After 23 years as a high school social studies teacher, I have taken a leap into library media.
This blog chronicles my experiences making this transition and my learning in that process.

Monday, December 19, 2016

Using Question Stems to Spark Inquiry

As I am working with students on research exercises I am working to find ways to help them with the development of their research questions. The scope of their research and the means by which they explore what they learn are all products of a well-crafted research question. I am observing that students can ask very narrow questions that begin with "what" and very broad questions that begin with "why." Without prompting, they get stuck here: too narrow or too broad. To help them expand their inquiry strategies I have begun using these question stems to push their thinking:

Which?  This stem helps you to collect information to make an informed choice. For example: Which Twentieth Century president did the most to promote civil rights?

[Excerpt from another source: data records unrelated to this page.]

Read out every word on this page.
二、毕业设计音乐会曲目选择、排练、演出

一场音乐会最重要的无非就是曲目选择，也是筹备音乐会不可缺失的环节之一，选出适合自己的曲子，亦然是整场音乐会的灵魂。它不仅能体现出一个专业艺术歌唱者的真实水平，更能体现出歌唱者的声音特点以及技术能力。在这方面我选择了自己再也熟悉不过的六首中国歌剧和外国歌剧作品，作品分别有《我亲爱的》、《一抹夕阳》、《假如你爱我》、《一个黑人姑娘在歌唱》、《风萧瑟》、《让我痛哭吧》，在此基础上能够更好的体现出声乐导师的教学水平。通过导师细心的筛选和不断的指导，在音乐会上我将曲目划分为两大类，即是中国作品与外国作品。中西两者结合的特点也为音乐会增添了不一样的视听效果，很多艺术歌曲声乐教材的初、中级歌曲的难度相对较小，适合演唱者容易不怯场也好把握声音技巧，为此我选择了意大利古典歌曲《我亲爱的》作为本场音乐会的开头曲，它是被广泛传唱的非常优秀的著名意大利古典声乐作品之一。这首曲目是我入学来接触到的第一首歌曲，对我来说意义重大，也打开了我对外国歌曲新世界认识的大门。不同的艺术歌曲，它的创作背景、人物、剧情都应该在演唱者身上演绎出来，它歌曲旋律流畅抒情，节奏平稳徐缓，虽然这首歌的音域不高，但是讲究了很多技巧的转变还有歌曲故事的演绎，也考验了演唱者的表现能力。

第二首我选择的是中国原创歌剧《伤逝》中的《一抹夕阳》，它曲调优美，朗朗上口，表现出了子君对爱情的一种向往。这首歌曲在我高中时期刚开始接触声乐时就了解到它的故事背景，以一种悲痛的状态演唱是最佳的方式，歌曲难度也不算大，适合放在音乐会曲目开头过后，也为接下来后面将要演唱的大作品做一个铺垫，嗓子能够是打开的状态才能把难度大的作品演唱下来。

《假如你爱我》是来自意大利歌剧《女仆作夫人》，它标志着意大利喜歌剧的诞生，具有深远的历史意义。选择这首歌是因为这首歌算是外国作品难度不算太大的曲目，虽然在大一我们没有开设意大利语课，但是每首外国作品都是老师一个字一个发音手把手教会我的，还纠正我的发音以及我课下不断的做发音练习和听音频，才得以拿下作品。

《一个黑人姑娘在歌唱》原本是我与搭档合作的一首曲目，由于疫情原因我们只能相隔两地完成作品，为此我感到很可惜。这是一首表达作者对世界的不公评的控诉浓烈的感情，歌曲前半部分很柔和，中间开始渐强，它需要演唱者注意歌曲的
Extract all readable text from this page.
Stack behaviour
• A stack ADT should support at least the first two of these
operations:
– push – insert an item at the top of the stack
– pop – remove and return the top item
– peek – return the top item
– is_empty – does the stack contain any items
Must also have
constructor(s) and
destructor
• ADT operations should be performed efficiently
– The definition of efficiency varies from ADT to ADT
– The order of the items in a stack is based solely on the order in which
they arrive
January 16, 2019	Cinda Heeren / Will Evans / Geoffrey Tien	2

How? When you seek to understand problems and perspectives, weigh options, and propose solutions, try starting your question with this stem. For example: How should we solve the problem of water pollution in Long Island Sound?

What if? Your question can change history! Use the knowledge you have to pose a hypothesis and consider options. For example: What if the Apollo 13 Astronauts had not survived?

Should?  A question can invite self or community examination. Using this stem, you can make a moral or practical decision based on evidence. For example: Should we clone humans?

Why? Understand and explain relationships to get to the essence of a complicated issue. For example: Why do people engage in human trafficking?

I like these stems because students can decide on the purpose of their inquiry and use the stem best suited to that end. They also are versatile and can be used in any discipline. What is really key, is they push students away from bias confirmation, from the tendency to ask questions to which they believe they already know the right answer. By using these stems and asking many questions about the same topic, they are pushed to think critically about the subject of their research and remain open to a range of evidence and perspectives before developing their thesis.

Here are examples of the stems being used all about the Civil War:

  • Which Civil War general was the best military strategist?
  • How did King Cotton affect the Confederacy’s waging of war?
  • What if General Lee had better intelligence at Gettysburg?
  • Should Confederate symbols be used in official state flags and logos today?
  • Why did Great Britain favor the South during the Civil War?

And here are literary examples focused on Shakespeare's plays:

  • Which of the characters in Henry IV has the most relevance for today’s politicians?
  • How does Hal’s ascension to the throne affect perceptions of his father’s coup?
  • What if Brutus had made the final funeral oration in Julius Caesar?
  • Should Hamlet have minded his own business?
  • Why does Shakespeare use so many references to the natural and unnatural in Macbeth?

I have used these this year with grade 11 students researching the relationship between socioeconomic class and opportunity in modern America. These stems helped the students focus their topics under the umbrella of the unit essential question.

Today I will use them with grade 10 students. Their essential question is "What should be America's response to the current refugee crisis?" Imagine the research possibilities with each of these stems: Which country has a fair, enforceable policy in this current refugee crisis? How does US response to Syrian refugees compare with US response to Holocaust / Bosnia / Vietnam refugees? What if the US reinstated quotas like those of the 1920s? Should the UN establish and monitor camps for the refugees? Why did the French respond to the Calais Jungle as they did? Using these question stems, the students can focus their research on the aspect of this issue that is most interesting to them, and the teacher can engage with the students about content that the student has chosen so the curricular experience is personalized. Ultimately the students will be writing Op-Ed pieces and they range of issues and perspectives considered will read to rich classroom discussion and mean the teacher is not reading twenty five identical papers. A win-win exercise!